Net Neutrality Links
I’ve added these links to the Net Neutrality Page today.
Rocco Commisso, CEO of New York-based Mediacom Communications, delivered the latest commentary in the ongoing Net neutrality fray at an annual Washington, D.C., summit organized by the American Cable Association, a lobbying group for small and medium-size independent cable companies. Mediacom, which bills itself as the nation’s eighth-largest cable television provider, counts 1.5 million basic-cable subscribers across 23 states, according to its Web site.
“I think what the phone industry’s saying and what we’re saying is we’ve made an investment, and I don’t think the government should be coming and telling us how we can work that infrastructure, simple as that,” [Rocco] Commisso said during a panel discussion about issues faced by companies like his, adding, “Why don’t they go and tell the oil companies what they should charge for their damn gas?”

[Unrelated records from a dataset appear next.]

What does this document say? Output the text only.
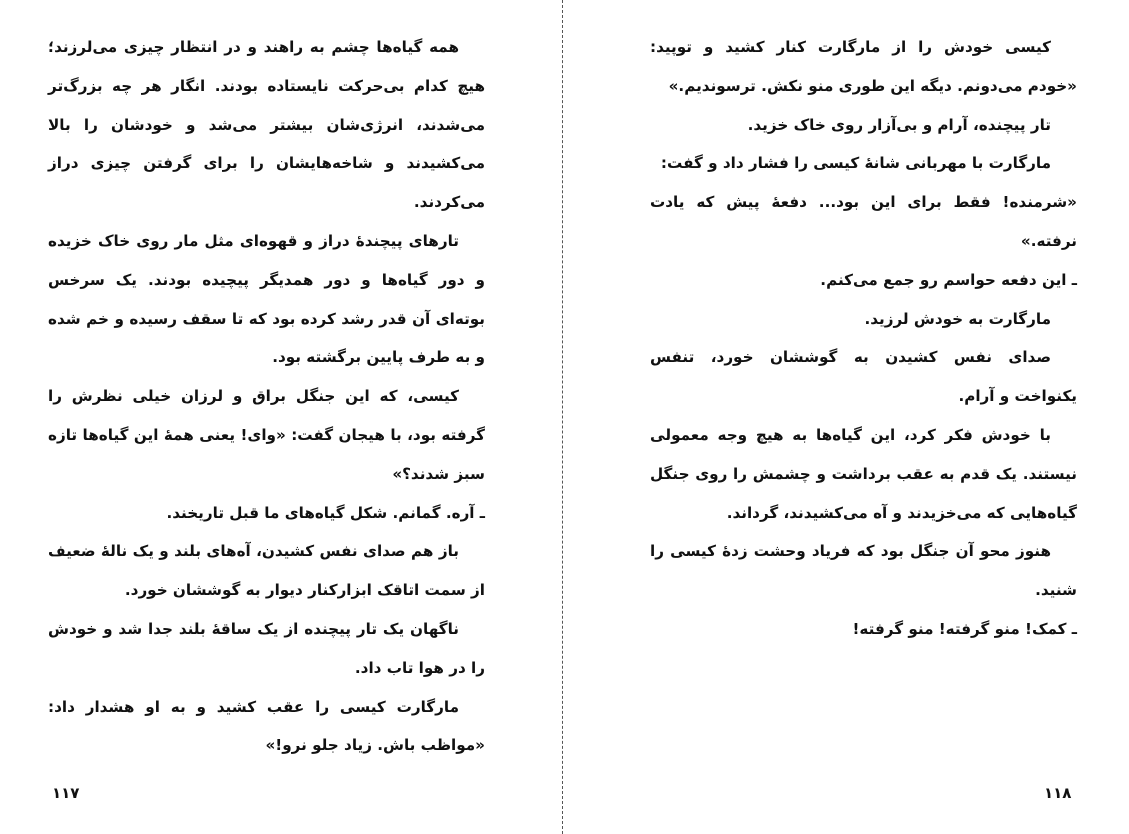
همه گیاه‌ها چشم به راهند و در انتظار چیزی می‌لرزند؛ هیچ کدام بی‌حرکت نایستاده بودند. انگار هر چه بزرگ‌تر می‌شدند، انرژی‌شان بیشتر می‌شد و خودشان را بالا می‌کشیدند و شاخه‌هایشان را برای گرفتن چیزی دراز می‌کردند.

تارهای پیچندهٔ دراز و قهوه‌ای مثل مار روی خاک خزیده و دور گیاه‌ها و دور همدیگر پیچیده بودند. یک سرخس بوته‌ای آن قدر رشد کرده بود که تا سقف رسیده و خم شده و به طرف پایین برگشته بود.

کیسی، که این جنگل براق و لرزان خیلی نظرش را گرفته بود، با هیجان گفت: «وای! یعنی همهٔ این گیاه‌ها تازه سبز شدند؟»

ـ آره. گمانم. شکل گیاه‌های ما قبل تاریخند.

باز هم صدای نفس کشیدن، آه‌های بلند و یک نالهٔ ضعیف از سمت اتاقک ابزارکنار دیوار به گوششان خورد.

ناگهان یک تار پیچنده از یک ساقهٔ بلند جدا شد و خودش را در هوا تاب داد.

مارگارت کیسی را عقب کشید و به او هشدار داد: «مواظب باش. زیاد جلو نرو!»

۱۱۷

کیسی خودش را از مارگارت کنار کشید و توپید: «خودم می‌دونم. دیگه این طوری منو نکش. ترسوندیم.»

تار پیچنده، آرام و بی‌آزار روی خاک خزید.

مارگارت با مهربانی شانهٔ کیسی را فشار داد و گفت:

«شرمنده! فقط برای این بود... دفعهٔ پیش که یادت نرفته.»

ـ این دفعه حواسم رو جمع می‌کنم.

مارگارت به خودش لرزید.

صدای نفس کشیدن به گوششان خورد، تنفس یکنواخت و آرام.

با خودش فکر کرد، این گیاه‌ها به هیچ وجه معمولی نیستند. یک قدم به عقب برداشت و چشمش را روی جنگل گیاه‌هایی که می‌خزیدند و آه می‌کشیدند، گرداند.

هنوز محو آن جنگل بود که فریاد وحشت زدهٔ کیسی را شنید.

ـ کمک! منو گرفته! منو گرفته!

۱۱۸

Another interpretation to the plain language requiring a public purpose for right-of-way concessions does not exist. Does anyone believe government should grant public assets to private entities for private purposes? The loss of net neutrality changes the terms under which the Bells enjoy access to right-of-way. The non-neutral private network deployments associated with the Bell company broadband offers look like the non-common carrier networks of the cable companies.
As many as 600,000 letters from constituents related to the Net neutrality issue have streamed into the offices of congressional members since the House Energy and Commerce Committee’s recent approval of its own telecommunications bill, said Johanna Shelton, the committee’s Democratic counsel.

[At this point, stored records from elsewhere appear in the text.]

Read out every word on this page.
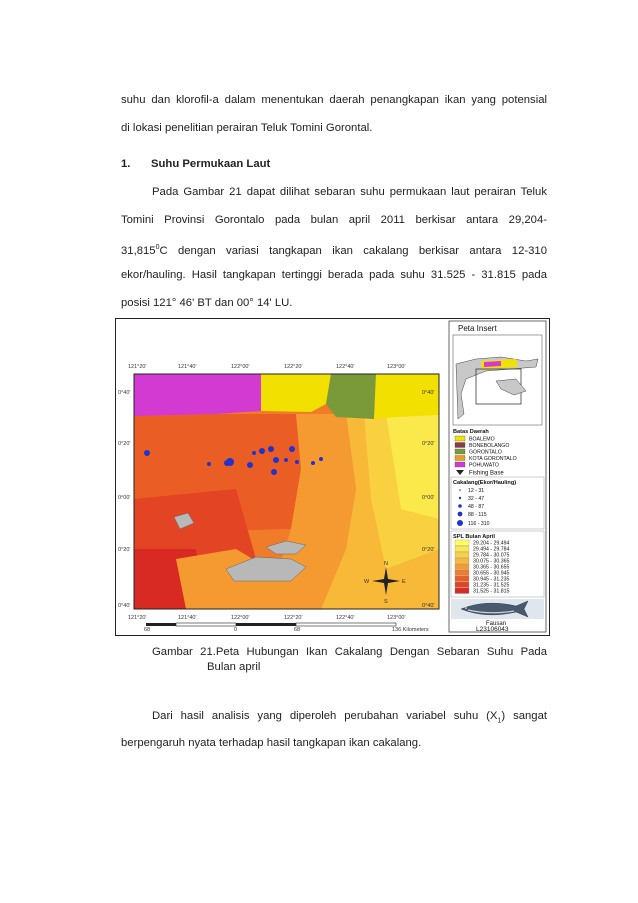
suhu dan klorofil-a dalam menentukan daerah penangkapan ikan yang potensial
di lokasi penelitian perairan Teluk Tomini Gorontal.
1. Suhu Permukaan Laut
Pada Gambar 21 dapat dilihat sebaran suhu permukaan laut perairan Teluk
Tomini Provinsi Gorontalo pada bulan april 2011 berkisar antara 29,204-
31,815$^0$C dengan variasi tangkapan ikan cakalang berkisar antara 12-310
ekor/hauling. Hasil tangkapan tertinggi berada pada suhu 31.525 - 31.815 pada
posisi 121° 46' BT dan 00° 14' LU.
N
S
E
W
121°20'	121°40'	122°00'	122°20'	122°40'	123°00'
121°20'	121°40'	122°00'	122°20'	122°40'	123°00'
0°40'
0°20'
0°00'
0°20'
0°40'
0°40'
0°20'
0°00'
0°20'
0°40'
68	0	68	136 Kilometers
Peta Insert
Batas Daerah
BOALEMO
BONEBOLANGO
GORONTALO
KOTA GORONTALO
POHUWATO
Fishing Base
Cakalang(Ekor/Hauling)
12 - 31
32 - 47
48 - 87
88 - 115
116 - 310
SPL Bulan April
29.204 - 29.494
29.494 - 29.784
29.784 - 30.075
30.075 - 30.365
30.365 - 30.655
30.655 - 30.945
30.945 - 31.235
31.235 - 31.525
31.525 - 31.815
Fausan
L23106043
Gambar 21.Peta Hubungan Ikan Cakalang Dengan Sebaran Suhu Pada
Bulan april
Dari hasil analisis yang diperoleh perubahan variabel suhu $(X_1)$ sangat
berpengaruh nyata terhadap hasil tangkapan ikan cakalang.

Rep. John Dingell, the committee’s senior Democrat, is still evaluating the best legislative approach but is “deeply concerned” about the potential for extra fees being imposed on Internet content and application providers and the subsequent effect on consumers, Shelton said.

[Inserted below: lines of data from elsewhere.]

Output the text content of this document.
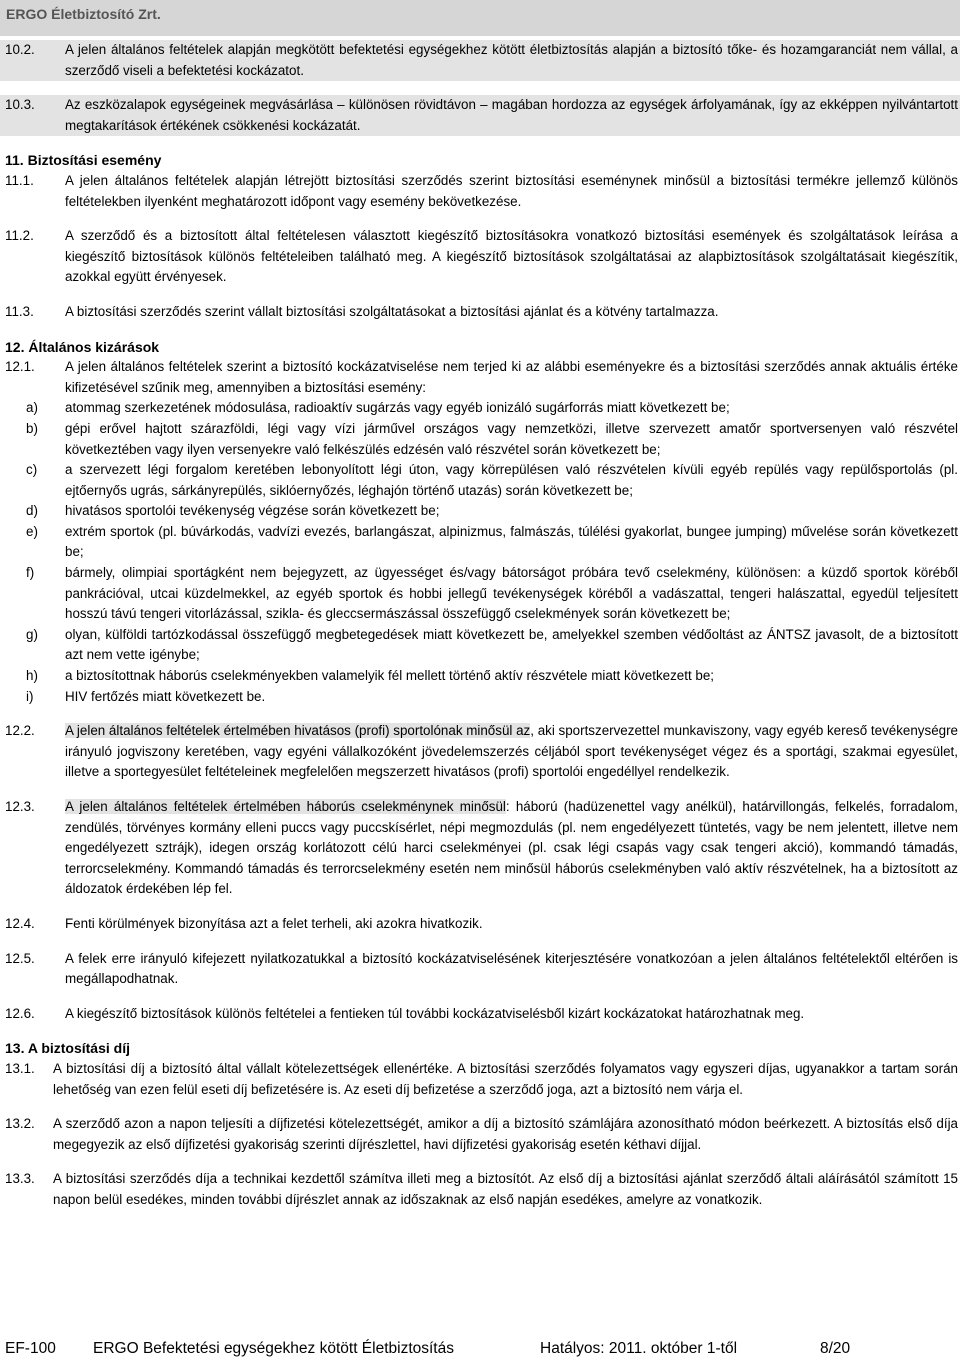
ERGO Életbiztosító Zrt.
10.2.	A jelen általános feltételek alapján megkötött befektetési egységekhez kötött életbiztosítás alapján a biztosító tőke- és hozamgaranciát nem vállal, a szerződő viseli a befektetési kockázatot.
10.3.	Az eszközalapok egységeinek megvásárlása – különösen rövidtávon – magában hordozza az egységek árfolyamának, így az ekképpen nyilvántartott megtakarítások értékének csökkenési kockázatát.
11. Biztosítási esemény
11.1.	A jelen általános feltételek alapján létrejött biztosítási szerződés szerint biztosítási eseménynek minősül a biztosítási termékre jellemző különös feltételekben ilyenként meghatározott időpont vagy esemény bekövetkezése.
11.2.	A szerződő és a biztosított által feltételesen választott kiegészítő biztosításokra vonatkozó biztosítási események és szolgáltatások leírása a kiegészítő biztosítások különös feltételeiben található meg. A kiegészítő biztosítások szolgáltatásai az alapbiztosítások szolgáltatásait kiegészítik, azokkal együtt érvényesek.
11.3.	A biztosítási szerződés szerint vállalt biztosítási szolgáltatásokat a biztosítási ajánlat és a kötvény tartalmazza.
12. Általános kizárások
12.1.	A jelen általános feltételek szerint a biztosító kockázatviselése nem terjed ki az alábbi eseményekre és a biztosítási szerződés annak aktuális értéke kifizetésével szűnik meg, amennyiben a biztosítási esemény:
a)	atommag szerkezetének módosulása, radioaktív sugárzás vagy egyéb ionizáló sugárforrás miatt következett be;
b)	gépi erővel hajtott szárazföldi, légi vagy vízi járművel országos vagy nemzetközi, illetve szervezett amatőr sportversenyen való részvétel következtében vagy ilyen versenyekre való felkészülés edzésén való részvétel során következett be;
c)	a szervezett légi forgalom keretében lebonyolított légi úton, vagy körrepülésen való részvételen kívüli egyéb repülés vagy repülősportolás (pl. ejtőernyős ugrás, sárkányrepülés, siklóernyőzés, léghajón történő utazás) során következett be;
d)	hivatásos sportolói tevékenység végzése során következett be;
e)	extrém sportok (pl. búvárkodás, vadvízi evezés, barlangászat, alpinizmus, falmászás, túlélési gyakorlat, bungee jumping) művelése során következett be;
f)	bármely, olimpiai sportágként nem bejegyzett, az ügyességet és/vagy bátorságot próbára tevő cselekmény, különösen: a küzdő sportok köréből pankrációval, utcai küzdelmekkel, az egyéb sportok és hobbi jellegű tevékenységek köréből a vadászattal, tengeri halászattal, egyedül teljesített hosszú távú tengeri vitorlázással, szikla- és gleccsermászással összefüggő cselekmények során következett be;
g)	olyan, külföldi tartózkodással összefüggő megbetegedések miatt következett be, amelyekkel szemben védőoltást az ÁNTSZ javasolt, de a biztosított azt nem vette igénybe;
h)	a biztosítottnak háborús cselekményekben valamelyik fél mellett történő aktív részvétele miatt következett be;
i)	HIV fertőzés miatt következett be.
12.2.	A jelen általános feltételek értelmében hivatásos (profi) sportolónak minősül az, aki sportszervezettel munkaviszony, vagy egyéb kereső tevékenységre irányuló jogviszony keretében, vagy egyéni vállalkozóként jövedelemszerzés céljából sport tevékenységet végez és a sportági, szakmai egyesület, illetve a sportegyesület feltételeinek megfelelően megszerzett hivatásos (profi) sportolói engedéllyel rendelkezik.
12.3.	A jelen általános feltételek értelmében háborús cselekménynek minősül: háború (hadüzenettel vagy anélkül), határvillongás, felkelés, forradalom, zendülés, törvényes kormány elleni puccs vagy puccskísérlet, népi megmozdulás (pl. nem engedélyezett tüntetés, vagy be nem jelentett, illetve nem engedélyezett sztrájk), idegen ország korlátozott célú harci cselekményei (pl. csak légi csapás vagy csak tengeri akció), kommandó támadás, terrorcselekmény. Kommandó támadás és terrorcselekmény esetén nem minősül háborús cselekményben való aktív részvételnek, ha a biztosított az áldozatok érdekében lép fel.
12.4.	Fenti körülmények bizonyítása azt a felet terheli, aki azokra hivatkozik.
12.5.	A felek erre irányuló kifejezett nyilatkozatukkal a biztosító kockázatviselésének kiterjesztésére vonatkozóan a jelen általános feltételektől eltérően is megállapodhatnak.
12.6.	A kiegészítő biztosítások különös feltételei a fentieken túl további kockázatviselésből kizárt kockázatokat határozhatnak meg.
13. A biztosítási díj
13.1.	A biztosítási díj a biztosító által vállalt kötelezettségek ellenértéke. A biztosítási szerződés folyamatos vagy egyszeri díjas, ugyanakkor a tartam során lehetőség van ezen felül eseti díj befizetésére is. Az eseti díj befizetése a szerződő joga, azt a biztosító nem várja el.
13.2.	A szerződő azon a napon teljesíti a díjfizetési kötelezettségét, amikor a díj a biztosító számlájára azonosítható módon beérkezett. A biztosítás első díja megegyezik az első díjfizetési gyakoriság szerinti díjrészlettel, havi díjfizetési gyakoriság esetén kéthavi díjjal.
13.3.	A biztosítási szerződés díja a technikai kezdettől számítva illeti meg a biztosítót. Az első díj a biztosítási ajánlat szerződő általi aláírásától számított 15 napon belül esedékes, minden további díjrészlet annak az időszaknak az első napján esedékes, amelyre az vonatkozik.
EF-100 ERGO Befektetési egységekhez kötött Életbiztosítás	Hatályos: 2011. október 1-től	8/20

“It would be unthinkable for the government to insert fees into the way the Internet is now, but yet there are a number of people who would be fine with private entities doing so and being able to selectively pick and choose and treat others differently for any reason they see fit,” she said.
Howard Waltzman, the committee’s chief counsel, viewed the House’s approach in a different light. He said the committee struck an appropriate balance with its bill by including language prohibiting the FCC from making new rules on Net neutrality but granting it the power to vet complaints of discrimination and impose penalties.